On occasion, literary analysts point out that their insights undermine source-critical views. Literary scholarship which reveals persistent themes and intricate patterns across large sections of biblical text does appear to weaken the documentary hypothesis. For example, David Berger has recently argued in a striking passage in Modern Scholarship in the Study of Torah that:
It is becoming clearer from year to year that Genesis is replete with linguistic and thematic patterns of subtlety and power which run through the warp and woof of the entire work. Despite the overwhelming force generated by a critical theory that has held sway for generations, scholars will not be able to hide forever behind the assertion that they are studying the art of a redactor as the word is usually understood.

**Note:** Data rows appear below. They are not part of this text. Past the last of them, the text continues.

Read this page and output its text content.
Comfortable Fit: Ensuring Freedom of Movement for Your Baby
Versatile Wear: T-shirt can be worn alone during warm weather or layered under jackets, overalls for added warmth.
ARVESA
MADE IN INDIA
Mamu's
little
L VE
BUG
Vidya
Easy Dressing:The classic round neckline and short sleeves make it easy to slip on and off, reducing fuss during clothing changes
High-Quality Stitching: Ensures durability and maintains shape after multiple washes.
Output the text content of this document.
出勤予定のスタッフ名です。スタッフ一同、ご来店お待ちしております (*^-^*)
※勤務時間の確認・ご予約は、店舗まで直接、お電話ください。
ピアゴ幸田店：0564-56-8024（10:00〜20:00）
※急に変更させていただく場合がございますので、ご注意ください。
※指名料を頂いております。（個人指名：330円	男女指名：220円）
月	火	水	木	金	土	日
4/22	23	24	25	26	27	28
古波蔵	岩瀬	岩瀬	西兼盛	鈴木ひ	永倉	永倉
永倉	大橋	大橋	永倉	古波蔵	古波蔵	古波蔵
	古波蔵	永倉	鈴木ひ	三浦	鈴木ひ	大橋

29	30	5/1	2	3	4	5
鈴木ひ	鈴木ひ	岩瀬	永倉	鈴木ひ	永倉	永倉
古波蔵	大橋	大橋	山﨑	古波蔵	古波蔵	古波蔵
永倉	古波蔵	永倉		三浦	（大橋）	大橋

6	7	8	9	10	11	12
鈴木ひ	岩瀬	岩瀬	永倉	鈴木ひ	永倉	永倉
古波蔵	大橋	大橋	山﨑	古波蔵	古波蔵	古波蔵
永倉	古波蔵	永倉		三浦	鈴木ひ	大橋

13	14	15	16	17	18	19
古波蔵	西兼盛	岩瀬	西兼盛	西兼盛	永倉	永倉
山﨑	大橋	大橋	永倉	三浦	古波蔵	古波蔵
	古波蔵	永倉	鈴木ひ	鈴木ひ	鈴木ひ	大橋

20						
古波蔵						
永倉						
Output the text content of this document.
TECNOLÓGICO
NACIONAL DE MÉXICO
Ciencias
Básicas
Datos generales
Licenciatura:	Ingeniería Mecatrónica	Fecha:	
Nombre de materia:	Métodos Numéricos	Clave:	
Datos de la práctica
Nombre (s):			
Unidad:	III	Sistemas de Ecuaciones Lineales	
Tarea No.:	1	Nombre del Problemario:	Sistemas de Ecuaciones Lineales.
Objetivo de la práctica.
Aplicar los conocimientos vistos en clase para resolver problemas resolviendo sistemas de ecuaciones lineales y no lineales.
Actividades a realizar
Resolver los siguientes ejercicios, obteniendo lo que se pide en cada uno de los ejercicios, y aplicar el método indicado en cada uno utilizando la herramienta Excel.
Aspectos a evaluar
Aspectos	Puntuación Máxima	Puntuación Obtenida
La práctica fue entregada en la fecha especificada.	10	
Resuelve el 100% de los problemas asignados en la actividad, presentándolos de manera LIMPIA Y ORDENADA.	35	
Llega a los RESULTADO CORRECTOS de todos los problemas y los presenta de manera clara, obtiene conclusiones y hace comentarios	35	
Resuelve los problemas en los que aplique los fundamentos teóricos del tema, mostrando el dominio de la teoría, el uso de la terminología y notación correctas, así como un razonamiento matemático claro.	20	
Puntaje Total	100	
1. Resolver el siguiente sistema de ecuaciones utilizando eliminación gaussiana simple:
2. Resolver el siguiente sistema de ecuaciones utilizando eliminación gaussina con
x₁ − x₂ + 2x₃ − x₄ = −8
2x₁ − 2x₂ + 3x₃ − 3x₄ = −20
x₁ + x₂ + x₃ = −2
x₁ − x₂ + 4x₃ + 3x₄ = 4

These briefly sketched lines or argument suggest that, from a modern Orthodox perspective, it is Jacobs himself who, though courageous in raising the issue, fails adequately to respond to the challenge of biblical criticism. Instead, he merely accepts its conclusions and attempts to refashion traditional Judaism in its image. No doubt modern Orthodoxy has more work to do in dealing with the difficulties posed by biblical criticism for traditional faith. But Jacobs’s strategy of capitulation is by no means the only available to the thinking of contemporary Jew.
Dr Michael J. Harris is rabbi of the Hampstead Synagogue, Research Fellow at the London School of Jewish Studies and a Visiting Faculty member at Yeshivat Ma’ale Gilboa, Israel. He is the author of Divine Command Ethics: Jewish and Christian Perspectives (RoutledgeCurzon, 2003).